The LF-NX's tail makes its nose look conservative. An inverted triangular light catcher placed just above the rocker sills bumps into the crossover's flared rear fenders, which end abruptly just before the bumper. Lexus' press materials praise this "sharp, vertical cut line," which helps form arrow-shaped surfaces that wrap up and into the rear hatch, echoing the long, slender tail lamps. Arguably, the cleanest surfaces on the LF-NX are the door panels, which do without conventional door handles or ornamentation, and are interrupted only by a downward kink placed just aft of the front fenders.

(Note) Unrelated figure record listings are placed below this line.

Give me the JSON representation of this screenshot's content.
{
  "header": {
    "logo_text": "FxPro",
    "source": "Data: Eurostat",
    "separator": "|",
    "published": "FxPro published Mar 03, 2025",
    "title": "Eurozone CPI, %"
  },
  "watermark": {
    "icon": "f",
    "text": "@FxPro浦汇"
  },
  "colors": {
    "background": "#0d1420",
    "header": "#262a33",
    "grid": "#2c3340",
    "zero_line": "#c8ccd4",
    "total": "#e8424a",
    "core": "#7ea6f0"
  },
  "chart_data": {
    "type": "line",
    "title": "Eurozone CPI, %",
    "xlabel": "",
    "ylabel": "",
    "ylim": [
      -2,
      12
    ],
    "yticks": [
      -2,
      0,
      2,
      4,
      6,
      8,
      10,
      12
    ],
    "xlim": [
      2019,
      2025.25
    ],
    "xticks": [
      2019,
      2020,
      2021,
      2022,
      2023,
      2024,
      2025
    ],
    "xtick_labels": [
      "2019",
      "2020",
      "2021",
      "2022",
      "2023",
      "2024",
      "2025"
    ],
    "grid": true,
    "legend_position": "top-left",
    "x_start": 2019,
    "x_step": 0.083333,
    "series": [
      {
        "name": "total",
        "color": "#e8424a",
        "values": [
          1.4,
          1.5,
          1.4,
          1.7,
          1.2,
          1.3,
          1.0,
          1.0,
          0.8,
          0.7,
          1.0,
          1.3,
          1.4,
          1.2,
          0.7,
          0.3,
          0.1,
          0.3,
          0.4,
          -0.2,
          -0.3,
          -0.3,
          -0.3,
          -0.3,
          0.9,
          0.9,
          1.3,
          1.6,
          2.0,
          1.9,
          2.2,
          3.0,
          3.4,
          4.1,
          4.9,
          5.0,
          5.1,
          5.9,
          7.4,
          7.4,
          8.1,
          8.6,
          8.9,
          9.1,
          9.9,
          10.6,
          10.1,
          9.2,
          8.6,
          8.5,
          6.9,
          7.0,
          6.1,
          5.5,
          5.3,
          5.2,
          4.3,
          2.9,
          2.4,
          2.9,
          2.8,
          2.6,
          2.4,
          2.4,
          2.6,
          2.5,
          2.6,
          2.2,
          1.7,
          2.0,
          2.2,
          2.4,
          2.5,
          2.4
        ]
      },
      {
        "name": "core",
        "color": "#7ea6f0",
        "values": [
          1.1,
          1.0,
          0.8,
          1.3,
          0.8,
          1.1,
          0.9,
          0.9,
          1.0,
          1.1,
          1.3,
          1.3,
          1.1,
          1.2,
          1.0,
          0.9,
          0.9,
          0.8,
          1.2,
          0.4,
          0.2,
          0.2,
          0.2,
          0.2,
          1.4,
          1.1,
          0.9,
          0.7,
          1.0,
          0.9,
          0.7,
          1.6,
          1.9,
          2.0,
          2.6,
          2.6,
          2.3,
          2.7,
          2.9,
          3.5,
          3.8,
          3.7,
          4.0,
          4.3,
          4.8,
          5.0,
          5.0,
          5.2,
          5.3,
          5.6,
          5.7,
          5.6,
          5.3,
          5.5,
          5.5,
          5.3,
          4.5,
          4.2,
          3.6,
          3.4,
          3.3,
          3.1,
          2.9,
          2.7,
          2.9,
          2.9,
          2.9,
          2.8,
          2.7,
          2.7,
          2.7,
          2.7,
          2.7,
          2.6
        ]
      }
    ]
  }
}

The design isn't any less wild inside the LF-NX. Designers claim this cockpit is a "Human Oriented" design, but the combination of orange and black leather trim, along with two giant, bright blue LCD touchscreens placed in the metallic center stack, seems a bit distracting. Lexus also eliminated most physical switchgear, opting instead to use blue touch-sensitive pads for the infotainment interface and power window switches, amongst other functions.
Mechanical details are unavailable at this time, but Lexus claims the concept uses a new variant of its familiar hybrid drive system. We've heard whispers that a production version of this vehicle will use a 2.5-liter four-cylinder engine and a hybrid drivetrain. The same vehicle will likely share its underpinnings with the Toyota RAV4, and go on sale -- at least in Europe -- by 2016.
That Lexus' portfolio could use a sub-RX crossover to compete against vehicles like the BMW X1, Audi Q3, and the new Mercedes-Benz GLA is a given, but need it look as wild as the LF-NX? Time will tell if the concept's disjointed creases, planes, and bulges are carried into the production vehicle.